A Devotion from D.A. Carson
1 Kings 14; Colossians 1; Ezekiel 44; Psalms 97–98
IN THE ANGLICAN BOOK OF COMMON PRAYER, Psalm 98 is known as the Cantate Domino (“Sing to the
Lord”) and is placed between the evening Old Testament reading and its New Testament
counterpart. It overflows with exhilarating worship and joy.
The psalm has three stanzas. The first (98:1–3) celebrates the “salvation” of God (found in
each verse). The word is perhaps more comprehensive than the way it is used today. It includes
victory over enemies: this “salvation” or victory was effected by the Lord’s “right hand and his
holy arm” (98:1). But it also includes what we mean by salvation: God reconciles people to
himself and transforms them by his grace.
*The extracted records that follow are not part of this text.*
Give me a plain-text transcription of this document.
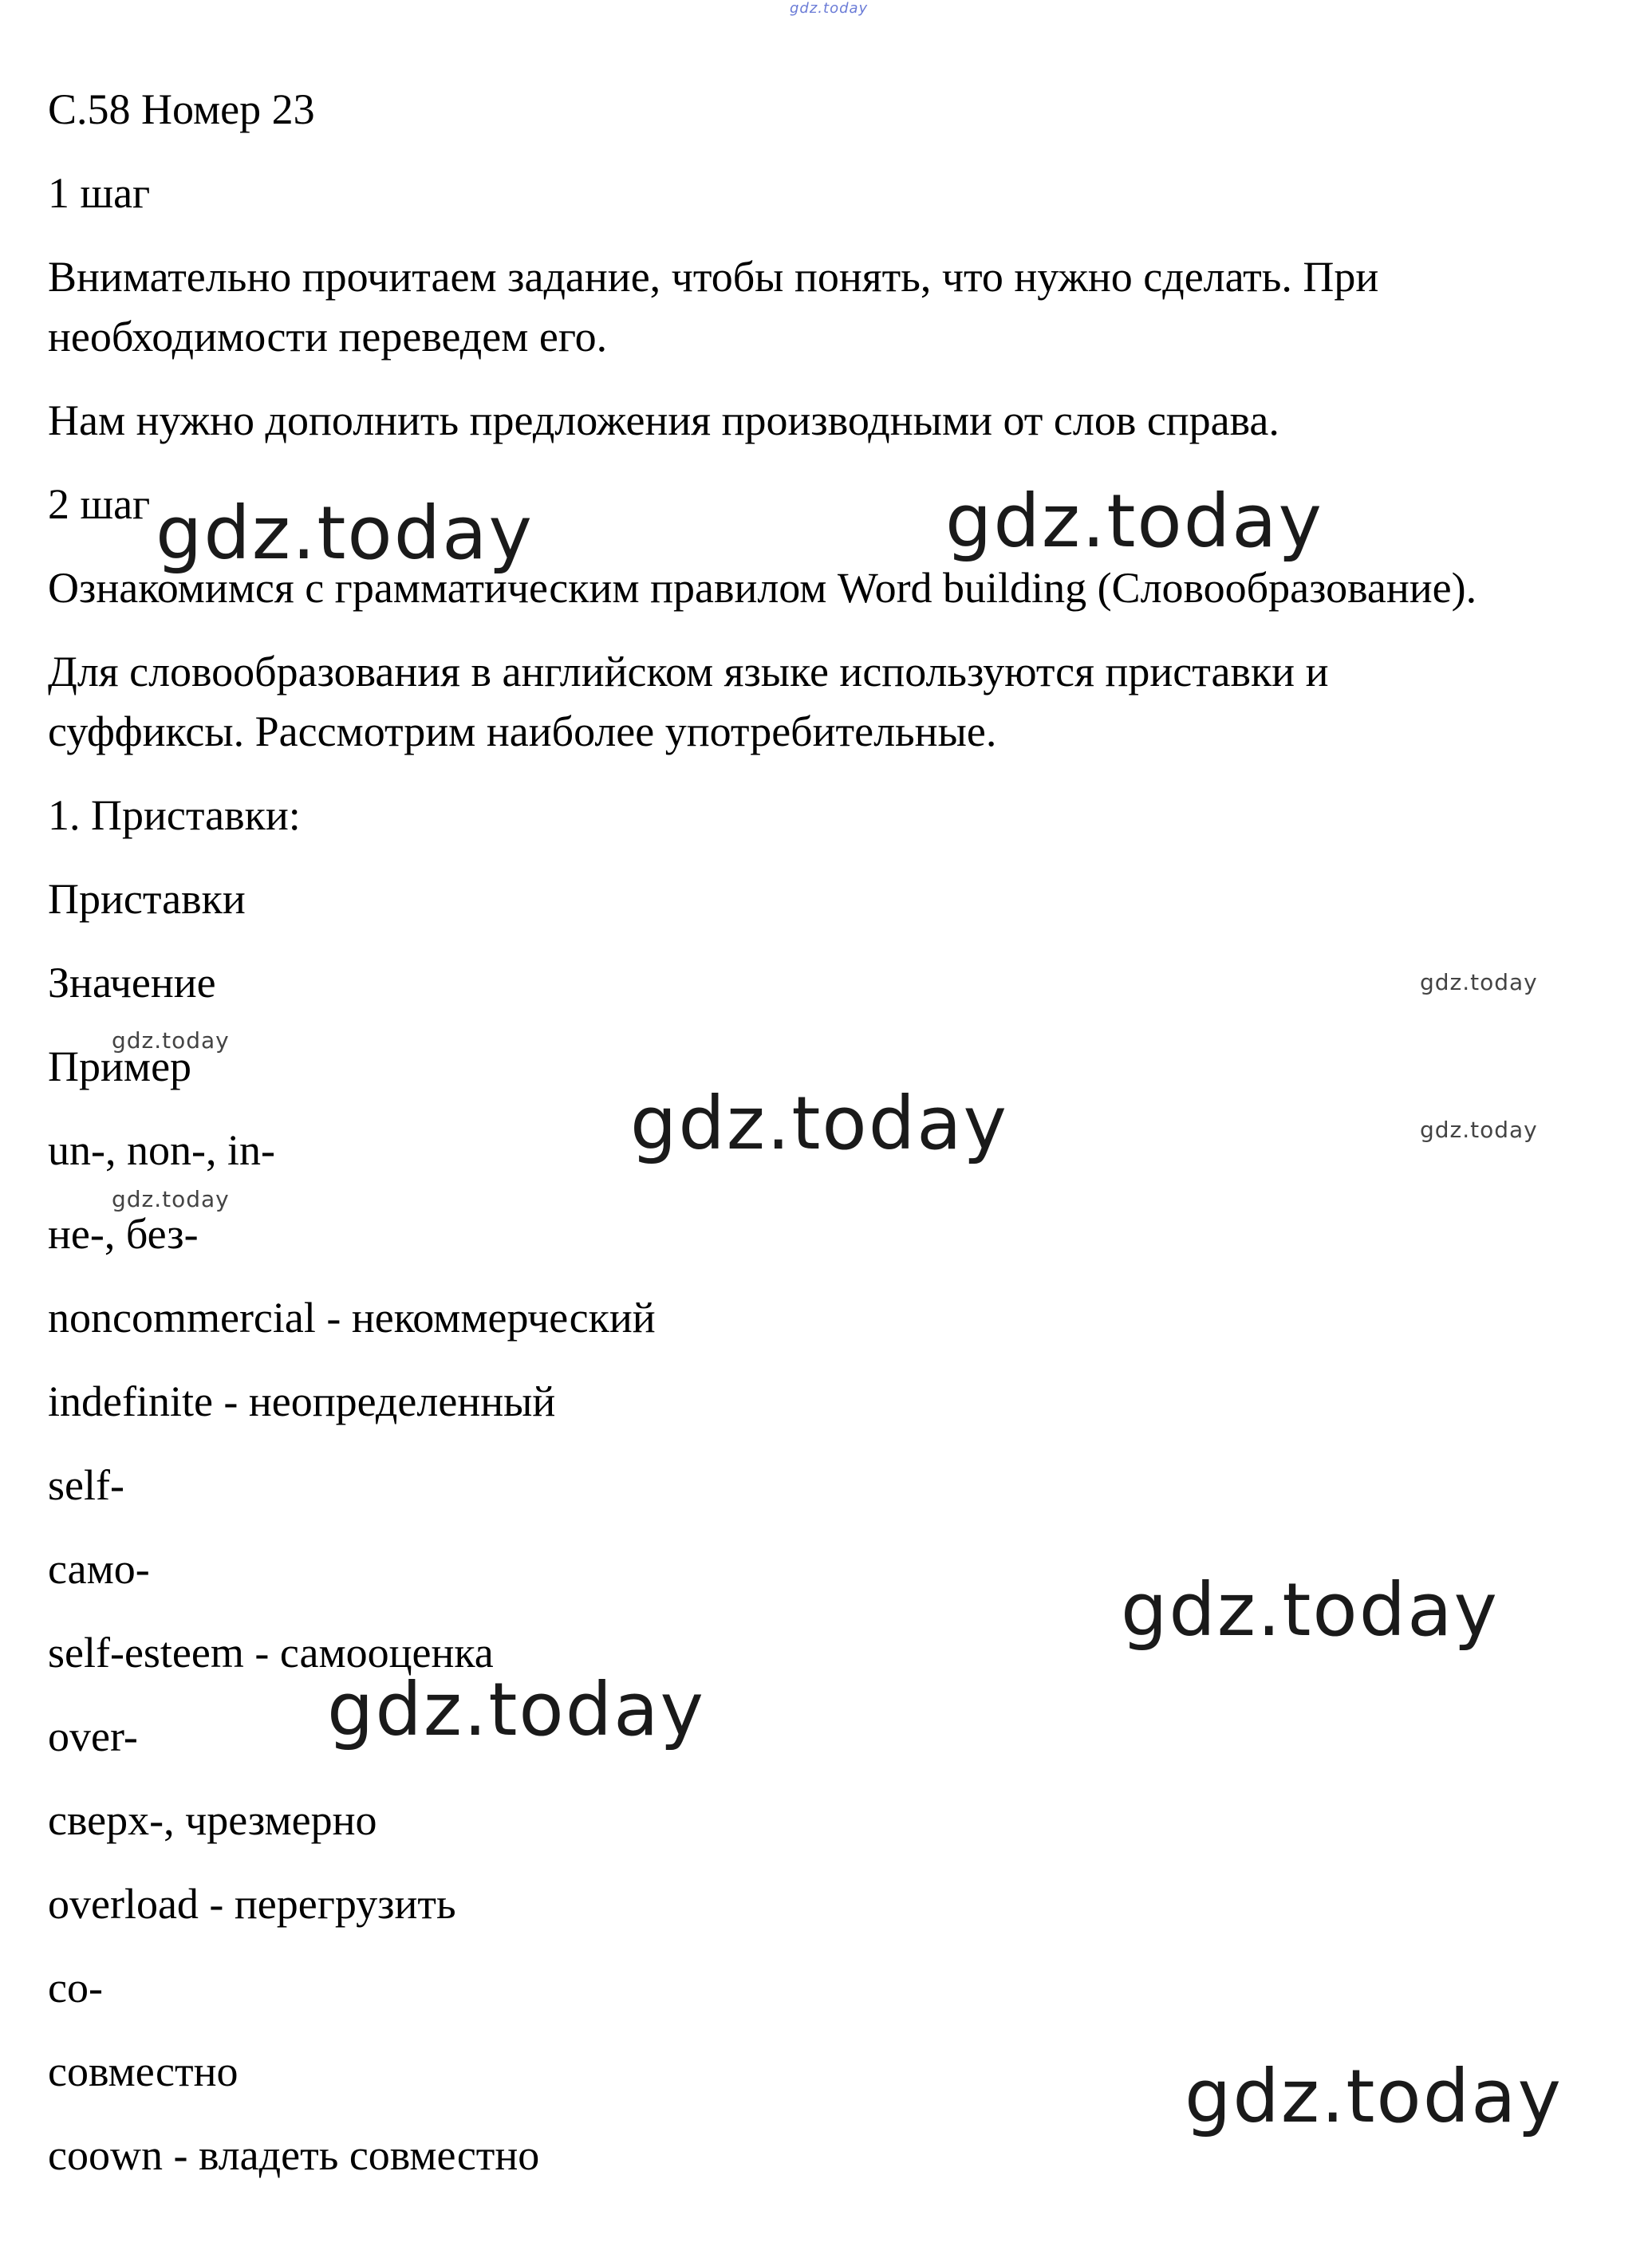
gdz.today
С.58 Номер 23
1 шаг
Внимательно прочитаем задание, чтобы понять, что нужно сделать. При
необходимости переведем его.
Нам нужно дополнить предложения производными от слов справа.
2 шаг
Ознакомимся с грамматическим правилом Word building (Словообразование).
Для словообразования в английском языке используются приставки и
суффиксы. Рассмотрим наиболее употребительные.
1. Приставки:
Приставки
Значение
Пример
un-, non-, in-
не-, без-
noncommercial - некоммерческий
indefinite - неопределенный
self-
само-
self-esteem - самооценка
over-
сверх-, чрезмерно
overload - перегрузить
co-
совместно
coown - владеть совместно
gdz.today	gdz.today
gdz.today
gdz.today
gdz.today
gdz.today
gdz.today
gdz.today
gdz.today
gdz.today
While God “has remembered his love and his
faithfulness to the house of Israel” (98:3), the glorious truth is that he “has made his salvation
known and revealed his righteousness to the nations” (98:2); “all the ends of the earth have
seen the salvation of our God” (98:3). Small wonder, then, we must sing to the Lord “a new
song” (98:1). The expression signals not so much a new composition, written for the occasion
perhaps, as a fresh response to new mercies showered upon us.
The second stanza (98:4–6) responds to the first. The first celebrates God’s coming in power
and salvation, the second responds to every act of God in exhilarated worship. Indeed, because
the full salvation briefly described awaits the consummation, all our acts of worship are an
anticipation of the end. We “shout for joy before the LORD, the King” (98:6) as a prelude and an
announcement of the consummation of his reign. The instruments listed here were regularly
used as part of temple worship (cf. 1 Chron. 16:5–6) or on joyous occasions such as the
accession of a new king (e.g., 1 Kings 1:39).
If the praise of the second stanza is carefully put together in orchestrated singing, the praise
of the third stanza (98:7–9) is inarticulate. But it is no less powerful for being artless. Even now
the whole universe declares the glory of God. But if various Old Testament passages anticipate
a vast renewing of the created order (Ps. 96:11–13; Isa. 2; 11; 55:11–12), Paul not only
anticipates the same but recognizes that the fulfillment depends on the transformation of
human beings at the end: “The creation waits in eager expectation for the sons of God to be
revealed. For the creation was subjected to frustration, not by its own choice, but by the will of
the one who subjected it, in hope that the creation itself will be liberated from its bondage to
decay and brought into the glorious freedom of the children of God” (Rom. 8:19–21).